In “Time to Dump Landfill Protests,” the Chronicle lays out reasons for trashing the efforts of the little people.
Reason 1:
There’s nowhere else for the anti-landfill group to turn short of the Illinois Supreme Court, which might decline to hear the case.
Stop the Mega Dump should quit because the Supremes might reject it? WTH?
Reason 2:
It’s understandable that an expansion that would allow the landfill to accept as many as 2,000 tons of trash a day would be unpopular. At some point, however, the community and the company should be allowed to move forward.
Yeah, like maybe after an attempt at a Supreme Court appeal. What’s the rush, Chronicle?
Reason 3:
The impact of the expansion has not been felt. Waste Management has assured residents that a larger landfill will not endanger their health and safety.
Wow, great show of healthy journalistic skepticism.
More importantly, though, the newspaper is in effect trashing STMD’s contention that the process of approving the expansion was so fundamentally flawed, the threats to public health such as hydrogen sulfide emissions, groundwater contamination and vulnerabilities to seismic activity were never seriously examined and considered.
And when it comes to poor Cortland, the real issue is not, as the paper stated, that “…the County Board’s authority trumps that of the township.” In fact, it’s quite the opposite.
Sec. 30-120. Garbage. The electors may prevent the deposit of night soil, garbage, or other offensive substances within the limits of the township. This Section does apply to refuse disposal facilities regulated by the Illinois Department of Public Health and the county in which the facilities are located.
The township’s problem is that the law has never been tested. In other words, DeKalb County is benefiting from the lack of case law precedents. It can say whatever it wants to, and unfortunately the Chronicle is only to happy to take the words of powerful interested parties and publish them as gospel.
The larger picture o’ shame, of course, is that a group of citizens is trying to hold its local and state governments accountable, and instead of welcoming a watchdog the newspaper of record is scolding it (however nonsensically) and telling it to scram.
3 comments
Comment by Mac McIntyre on November 5, 2012 at 8:08 am
To weigh evidence you must first look at it, review it. The IPCB and Appellate Court refused to do so. Most of us whether we were opposed to the landfill expansion process or not knew certain board members had made up their mind, including the Chronicle.
Here is the FIRST question asked of all county board candidates in the Chronicle’s Election Central:
What a disservice to this community.
Comment by markcharvat on November 5, 2012 at 1:39 pm
I’m sad to see the new slant of the Daily Chronicle is very Pro-establishment. This is evident in just about all the editorials that have been published since the new DC editor took over.

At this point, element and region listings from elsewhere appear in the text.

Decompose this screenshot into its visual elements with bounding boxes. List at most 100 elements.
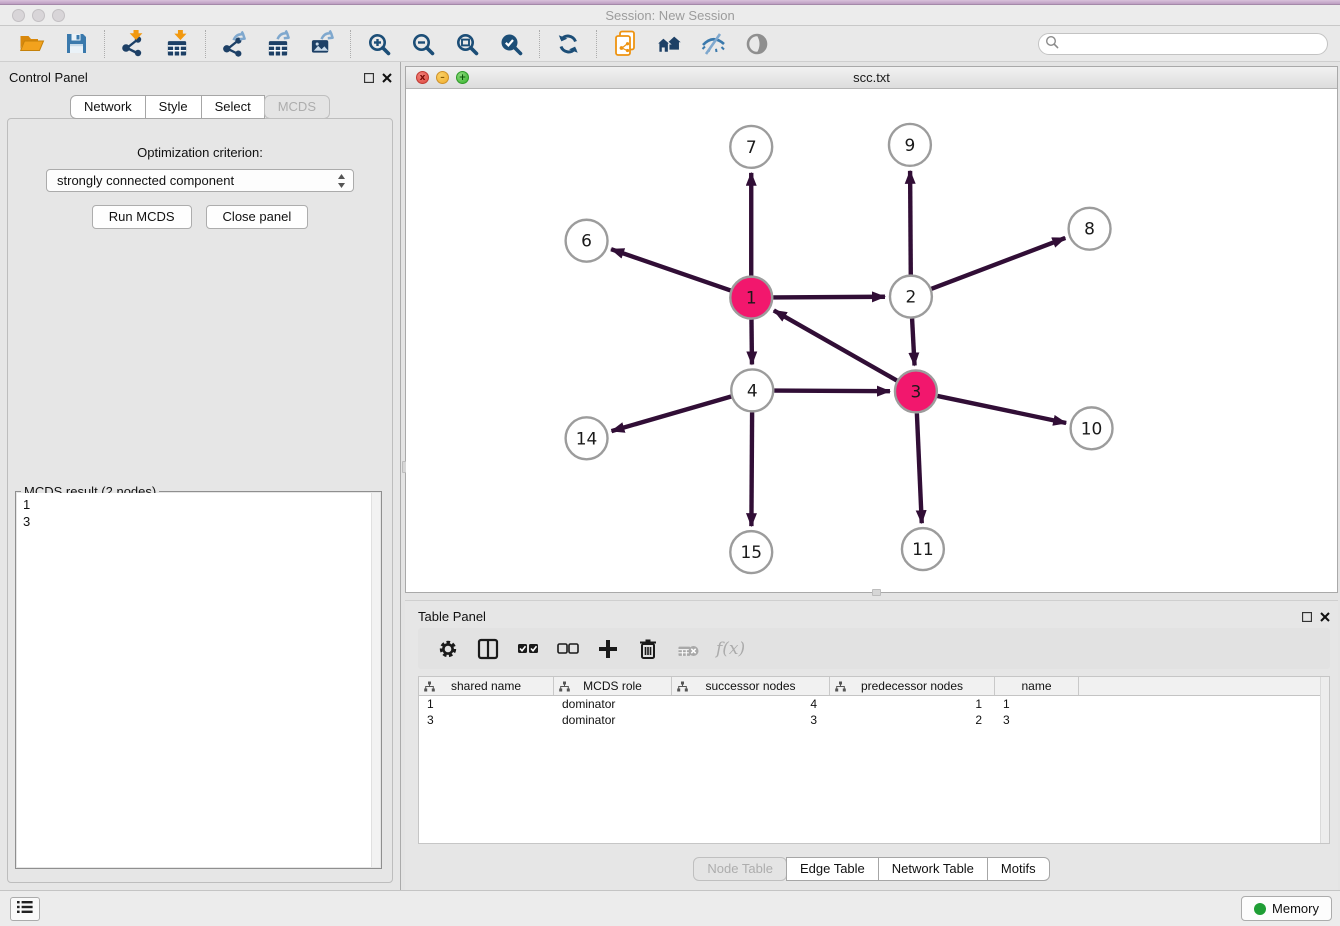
settings-gear-icon[interactable] xyxy=(436,637,460,661)
chevron-up-down-icon xyxy=(337,173,346,192)
home-icon[interactable] xyxy=(656,30,682,58)
graph-edge-2-8[interactable] xyxy=(931,238,1065,289)
float-table-panel-icon[interactable] xyxy=(1302,609,1312,627)
graph-node-8[interactable]: 8 xyxy=(1069,208,1111,250)
hide-panel-icon[interactable] xyxy=(700,30,726,58)
table-cell[interactable]: dominator xyxy=(554,712,672,728)
graph-node-7[interactable]: 7 xyxy=(730,126,772,168)
table-cell[interactable]: 2 xyxy=(830,712,995,728)
table-toolbar: f(x) xyxy=(418,628,1330,669)
clear-table-icon xyxy=(676,637,700,661)
table-cell[interactable]: 1 xyxy=(830,696,995,712)
zoom-out-icon[interactable] xyxy=(410,30,436,58)
svg-text:3: 3 xyxy=(911,381,922,401)
tab-edge-table[interactable]: Edge Table xyxy=(786,857,879,881)
search-input[interactable] xyxy=(1059,35,1327,53)
svg-text:7: 7 xyxy=(746,137,757,157)
network-canvas[interactable]: 7 9 6 8 1 2 4 3 14 10 15 11 xyxy=(406,89,1337,592)
svg-text:4: 4 xyxy=(747,380,758,400)
column-type-icon xyxy=(559,681,570,695)
svg-text:1: 1 xyxy=(746,288,757,308)
table-cell[interactable]: 3 xyxy=(995,712,1079,728)
graph-node-10[interactable]: 10 xyxy=(1071,407,1113,449)
table-cell[interactable]: 3 xyxy=(419,712,554,728)
tab-style[interactable]: Style xyxy=(145,95,202,119)
network-window-titlebar[interactable]: x – + scc.txt xyxy=(406,67,1337,89)
tab-motifs[interactable]: Motifs xyxy=(987,857,1050,881)
run-mcds-button[interactable]: Run MCDS xyxy=(92,205,192,229)
table-row[interactable]: 1dominator411 xyxy=(419,696,1329,712)
search-box[interactable] xyxy=(1038,33,1328,55)
tab-network[interactable]: Network xyxy=(70,95,146,119)
column-header-MCDS-role[interactable]: MCDS role xyxy=(554,677,672,695)
column-header-name[interactable]: name xyxy=(995,677,1079,695)
graph-edge-4-15[interactable] xyxy=(751,412,752,526)
optimization-criterion-select[interactable]: strongly connected component xyxy=(46,169,354,192)
import-table-icon[interactable] xyxy=(164,30,190,58)
table-cell[interactable]: dominator xyxy=(554,696,672,712)
deselect-all-icon[interactable] xyxy=(556,637,580,661)
close-table-panel-icon[interactable] xyxy=(1320,609,1330,627)
table-cell[interactable]: 1 xyxy=(995,696,1079,712)
column-header-successor-nodes[interactable]: successor nodes xyxy=(672,677,830,695)
network-file-icon[interactable] xyxy=(612,30,638,58)
graph-edge-3-1[interactable] xyxy=(774,310,897,380)
save-session-icon[interactable] xyxy=(63,30,89,58)
float-panel-icon[interactable] xyxy=(364,70,374,88)
graph-edge-3-11[interactable] xyxy=(917,413,922,523)
tab-select[interactable]: Select xyxy=(201,95,265,119)
column-type-icon xyxy=(677,681,688,695)
zoom-fit-icon[interactable] xyxy=(454,30,480,58)
zoom-in-icon[interactable] xyxy=(366,30,392,58)
memory-button[interactable]: Memory xyxy=(1241,896,1332,921)
add-row-icon[interactable] xyxy=(596,637,620,661)
task-history-button[interactable] xyxy=(10,897,40,921)
graph-node-15[interactable]: 15 xyxy=(730,531,772,573)
table-panel-tabs: Node TableEdge TableNetwork TableMotifs xyxy=(405,857,1338,881)
table-cell[interactable]: 4 xyxy=(672,696,830,712)
graph-node-11[interactable]: 11 xyxy=(902,528,944,570)
splitter-handle-horizontal[interactable] xyxy=(872,589,881,596)
graph-node-1[interactable]: 1 xyxy=(730,277,772,319)
zoom-selected-icon[interactable] xyxy=(498,30,524,58)
graph-edge-4-14[interactable] xyxy=(611,396,731,431)
export-network-icon[interactable] xyxy=(221,30,247,58)
export-image-icon[interactable] xyxy=(309,30,335,58)
column-layout-icon[interactable] xyxy=(476,637,500,661)
show-panel-icon[interactable] xyxy=(744,30,770,58)
table-cell[interactable]: 1 xyxy=(419,696,554,712)
cytoscape-window: Session: New Session Control Panel Netwo… xyxy=(0,0,1340,926)
table-scrollbar[interactable] xyxy=(1320,677,1329,843)
column-header-predecessor-nodes[interactable]: predecessor nodes xyxy=(830,677,995,695)
graph-node-4[interactable]: 4 xyxy=(731,369,773,411)
table-row[interactable]: 3dominator323 xyxy=(419,712,1329,728)
close-panel-button[interactable]: Close panel xyxy=(206,205,309,229)
refresh-layout-icon[interactable] xyxy=(555,30,581,58)
graph-edge-3-10[interactable] xyxy=(937,396,1066,423)
node-table: shared nameMCDS rolesuccessor nodesprede… xyxy=(418,676,1330,844)
open-session-icon[interactable] xyxy=(19,30,45,58)
graph-node-9[interactable]: 9 xyxy=(889,124,931,166)
graph-node-6[interactable]: 6 xyxy=(566,220,608,262)
tab-network-table[interactable]: Network Table xyxy=(878,857,988,881)
export-table-icon[interactable] xyxy=(265,30,291,58)
import-network-icon[interactable] xyxy=(120,30,146,58)
graph-edge-1-6[interactable] xyxy=(611,249,730,290)
result-scrollbar[interactable] xyxy=(371,493,380,867)
graph-edge-1-2[interactable] xyxy=(773,297,885,298)
tab-mcds[interactable]: MCDS xyxy=(264,95,330,119)
delete-row-icon[interactable] xyxy=(636,637,660,661)
network-window-title: scc.txt xyxy=(406,70,1337,85)
graph-edge-4-3[interactable] xyxy=(774,391,890,392)
close-panel-icon[interactable] xyxy=(382,70,392,88)
graph-node-2[interactable]: 2 xyxy=(890,276,932,318)
graph-node-14[interactable]: 14 xyxy=(566,417,608,459)
column-header-shared-name[interactable]: shared name xyxy=(419,677,554,695)
table-cell[interactable]: 3 xyxy=(672,712,830,728)
select-all-icon[interactable] xyxy=(516,637,540,661)
tab-node-table[interactable]: Node Table xyxy=(693,857,787,881)
graph-edge-2-3[interactable] xyxy=(912,319,914,366)
svg-text:15: 15 xyxy=(740,542,762,562)
graph-node-3[interactable]: 3 xyxy=(895,370,937,412)
graph-edge-2-9[interactable] xyxy=(910,171,911,275)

Looks like we’ll have to wait for this new editor to put in his 18 months and then depart (if he follows the DC revolving door tradition)
Comment by yinn on November 5, 2012 at 3:06 pm
Back when I was on the city’s Citizens Environmental Commission there was a conversation between a county board member and a city employee about the landfill only having seven years of room left and how much good the county could do with the tipping fees. Protecting the tipping fees for the county was so important there was a plan for DeKalb to sign a “pre-annexation” agreement with Waste Management if Cortland showed any inclination to annex the landfill property (and capture the fees for itself). The “pre-annexation” agreement would have been good for 25 years, they said.
That would have been probably about ’07 but certainly before July ’08, which is when I left CEC; and it shows how early they were thinking about the money from an expansion, at least in a general way. If I remember correctly, this did come up when I was deposed.
It’s funny how we are ALWAYS 6-7 years from reaching landfill capacity.